De kinderrechter merkt als belanghebbenden aan:

[naam moeder] , hierna te noemen de moeder, wonende te Rotterdam,

[naam stiefvader] , hierna te noemen de stiefvader, wonende te Rotterdam.

Het verdere procesverloop

Het blijkt uit de volgende stukken:
met betrekking tot de zaaknummers: C/10/552375 en C/10552377
  • de beschikking van de kinderrechter van deze rechtbank van 12 juni 2018;
  • de instemmende verklaring van 14 juni 2018 van de gekwalificeerde gedragswetenschapper;

met betrekking tot zaaknummer: C/10/552520

- het verzoek met bijlagen van de Raad van 14 juni 2018, ingekomen bij de griffie op 14 juni 2018.
Op 15 juni 2018 heeft de kinderrechter de zaken ter zitting met gesloten deuren behandeld.
Gehoord zijn:
- [voornaam minderjarige] , die ook apart gehoord is, bijgestaan door mr.
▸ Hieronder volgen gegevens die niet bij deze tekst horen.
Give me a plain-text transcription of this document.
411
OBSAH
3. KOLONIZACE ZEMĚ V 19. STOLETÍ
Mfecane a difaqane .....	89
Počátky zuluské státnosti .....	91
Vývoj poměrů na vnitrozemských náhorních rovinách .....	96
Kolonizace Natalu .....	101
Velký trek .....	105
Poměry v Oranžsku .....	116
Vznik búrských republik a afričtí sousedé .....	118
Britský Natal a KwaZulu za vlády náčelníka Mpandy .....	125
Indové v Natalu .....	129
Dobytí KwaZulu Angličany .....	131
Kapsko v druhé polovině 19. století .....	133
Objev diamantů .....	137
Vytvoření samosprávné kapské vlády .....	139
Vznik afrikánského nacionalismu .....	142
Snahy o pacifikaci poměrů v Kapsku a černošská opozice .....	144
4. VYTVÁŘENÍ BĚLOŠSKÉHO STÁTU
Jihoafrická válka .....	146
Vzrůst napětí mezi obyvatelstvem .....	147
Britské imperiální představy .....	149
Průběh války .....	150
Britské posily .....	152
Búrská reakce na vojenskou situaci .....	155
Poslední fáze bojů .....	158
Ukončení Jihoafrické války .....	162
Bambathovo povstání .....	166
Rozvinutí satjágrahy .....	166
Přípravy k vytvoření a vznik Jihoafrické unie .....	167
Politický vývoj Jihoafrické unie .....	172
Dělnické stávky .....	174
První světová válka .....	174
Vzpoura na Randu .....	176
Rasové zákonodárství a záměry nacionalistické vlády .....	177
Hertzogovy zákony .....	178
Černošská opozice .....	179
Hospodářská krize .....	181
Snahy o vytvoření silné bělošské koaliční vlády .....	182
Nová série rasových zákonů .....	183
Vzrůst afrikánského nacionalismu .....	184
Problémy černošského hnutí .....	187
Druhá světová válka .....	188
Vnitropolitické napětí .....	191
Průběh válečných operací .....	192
I. Saey,
- de moeder,
- de stiefvader,
- een vertegenwoordigster van de Raad, mw. [naam vertegenwoordigster 1] ,
- de vertegenwoordigsters van de gecertificeerde instelling Jeugdbescherming Rotterdam Rijnmond (hierna: de GI), mw. [naam vertegenwoordigster 2] en mw. [naam vertegenwoordigster 3] .

De feiten

Het ouderlijk gezag over [voornaam minderjarige] wordt uitgeoefend door de moeder en de stiefvader.
[voornaam minderjarige] verblijft bij Yulius te Barendrecht.
Bij beschikking van 12 juni 2018, geregistreerd onder de zaaknummers: C/10/552375 en C/10/552377, is [voornaam minderjarige] voorlopig onder toezicht gesteld voor de duur van drie maanden en is een spoedmachtiging gesloten jeugdhulp verleend voor de duur van vier weken. De behandeling van de zaak is voor het overig verzochte aangehouden.

De verzoeken

met betrekking tot de zaaknummers: C/10/552375 en C/10552377
De Raad heeft de ondertoezichtstelling verzocht van [voornaam minderjarige] , voorafgegaan door de voorlopige ondertoezichtstelling voor de duur van drie maanden. Tevens heeft de Raad een spoedmachtiging verzocht om [voornaam minderjarige] in een gesloten accommodatie te doen opnemen en te doen verblijven voor de duur van vier weken. Daarnaast is verzocht om aansluitend een machtiging te verlenen voor verblijf in een gesloten accommodatie voor de duur van de voorlopige ondertoezichtstelling.
met betrekking tot zaaknummer: C/10/552520
De Raad heeft verzocht een machtiging tot plaatsing van [voornaam minderjarige] te verlenen bij Yulius GGZ vanaf 14 juni 2017 tot 17 juni 2018.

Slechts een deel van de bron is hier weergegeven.